Sono passati ormai cinquant'anni da uno dei più grandi e significativi avvenimenti del millennio appena tramontato: l'elezione come vescovo di Roma, e quindi Papa, di un cardinale di campagna qual era Angelo Roncalli che prese il nome di Giovanni XXIII: era il 28 Ottobre 1958. Chiamato alla cattedra di Pietro, sicuramente anche per motivi umani di calcolo diplomatici, il Signore ha voluto fare di questo “vecchietto” un profeta di tempi nuovi.
Giovanni XXIII ebbe il coraggio di fondare le sue scelte, soprattutto quella del Concilio Ecumenico, non prima di tutto sulla sua autorità di sommo pontefice ma su un «incitamentum divinum» (una spinta divina) ossia come risposta ad un'intuizione profetica. Nel suo discorso di apertura del Concilio – il più “universale” di tutta la storia della Chiesa d'Oriente e d'Occidente – Giovanni XXIII non ebbe paura di scagliarsi contro i profeti di sventura che vedono tutto nero e di porsi come un profeta che vede la promessa del giorno proprio nella buia notte.

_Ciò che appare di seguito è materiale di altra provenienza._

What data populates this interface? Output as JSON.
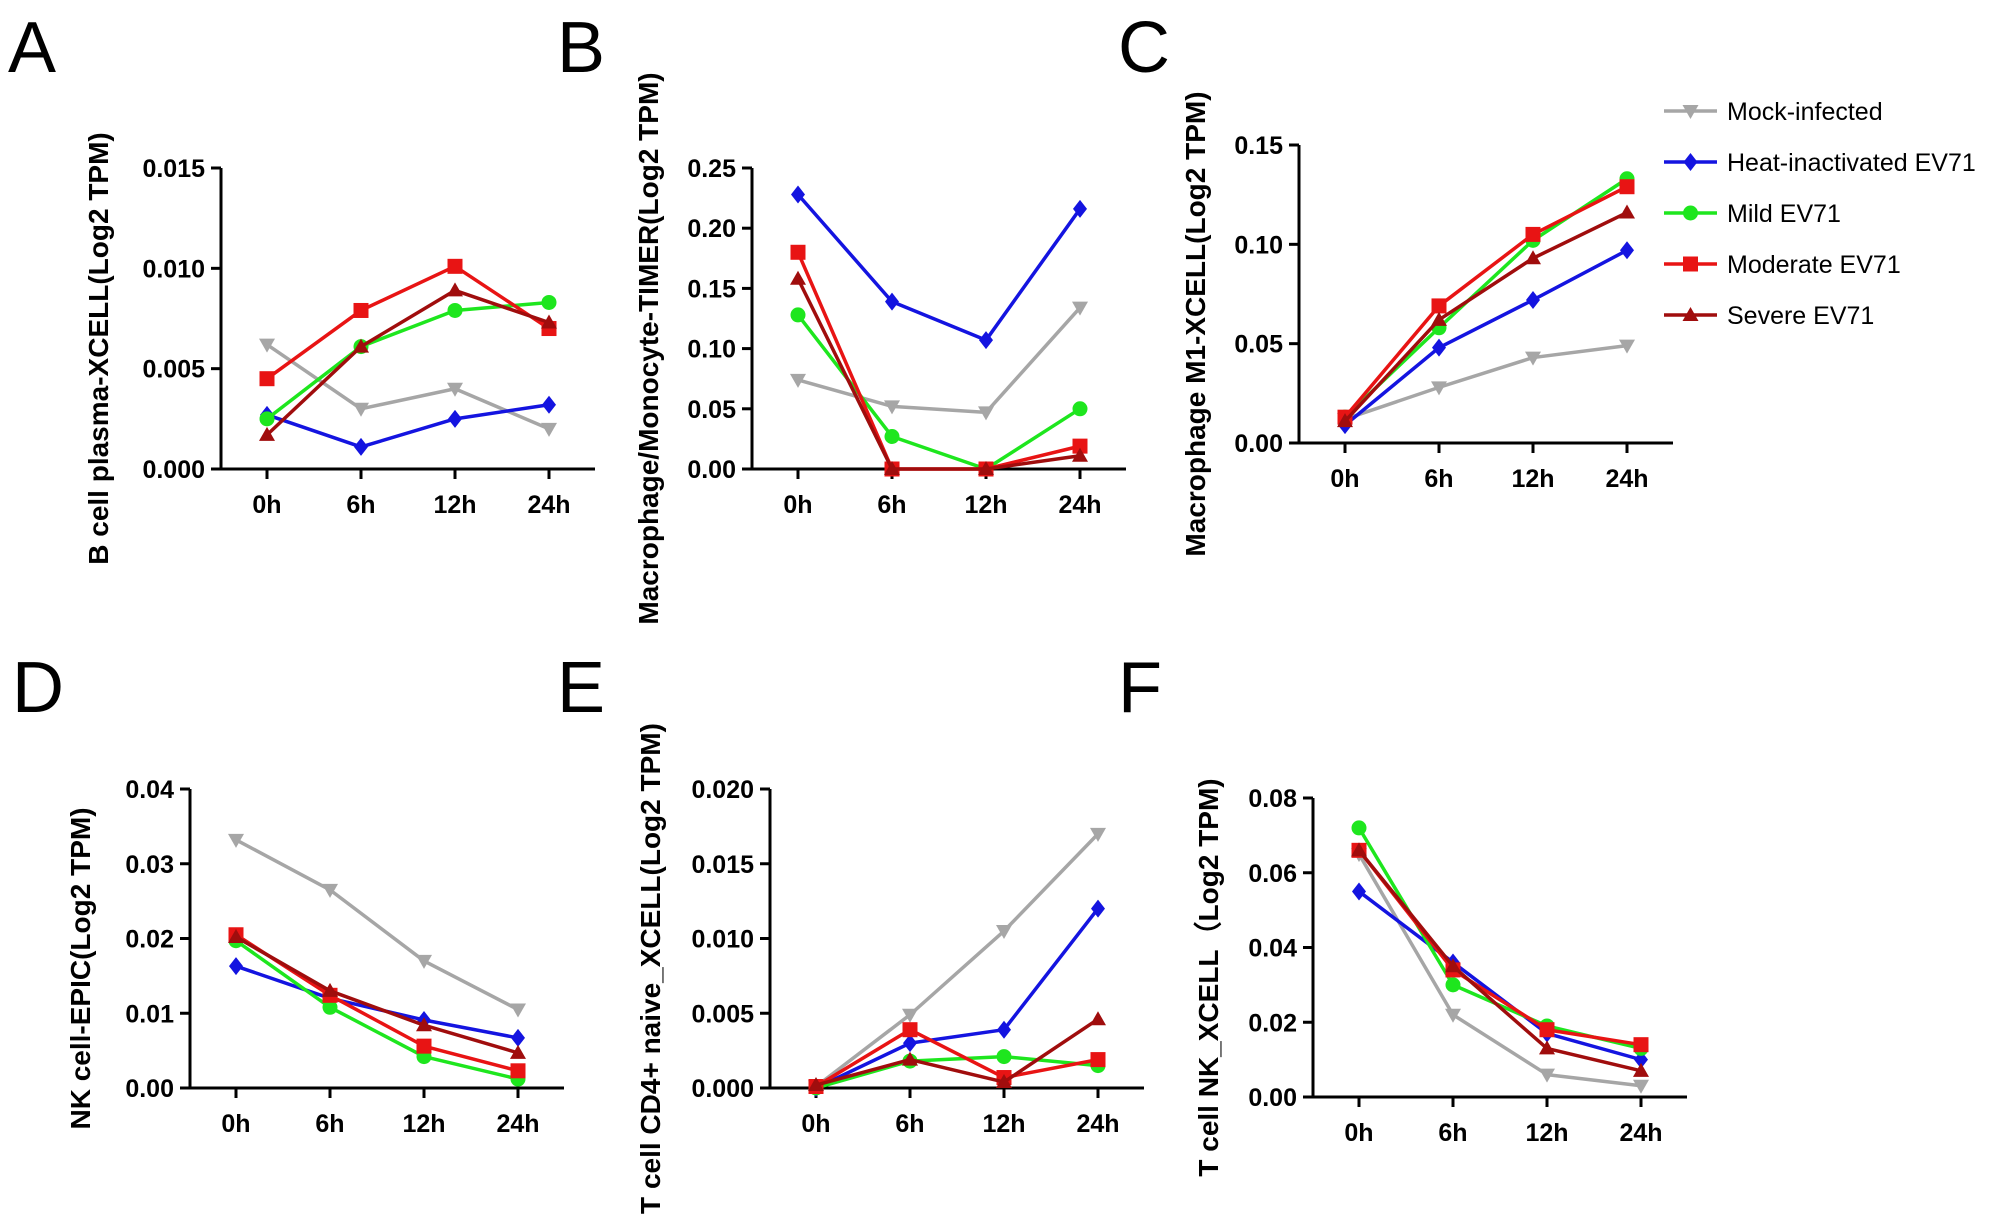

Mentre molti vedevano nella Chiesa e nel mondo come un lungo inverno, Giovanni XXIII ebbe il coraggio di parlare di venti nuovi e di organizzare una sorta di grande festa della Primavera quale fu il Concilio. Ma oltre a parlare di primavera ebbe pure il coraggio di parlare di una nuova Pentecoste che è proprio la festa che fa iniziare la raccolta dei frutti propria dell'estate. La Chiesa tra primavera ed estate. La Chiesa di oggi sta cercando di far maturare i frutti di quella primavera che fu il Concilio perché, appunto, allo stupendo scintillio dei fiori con i loro colori variopinti e i loro profumi ammalianti segua la stagione dei frutti maturi e gustosi capaci di sfamare e guarire ogni sorta di bisogno e di desiderio.
Se non c'è un'estate senza primavera rimane pur vero che ci può essere una primavera senza estate. Il tempo presente è come un tempo di passaggio tra due stagioni in cui può mancare l'entusiasmo della prima e la soddisfazione della seconda ma proprio per questo è il tempo dell'autenticazione, della verità della prima e della promessa della seconda e ciò dipende molto e soprattutto dalla pazienza di ciascuno di attendere al proprio lavoro, di portare avanti il proprio impegno con fedeltà e perseveranza, senza fughe né in avanti né indietro.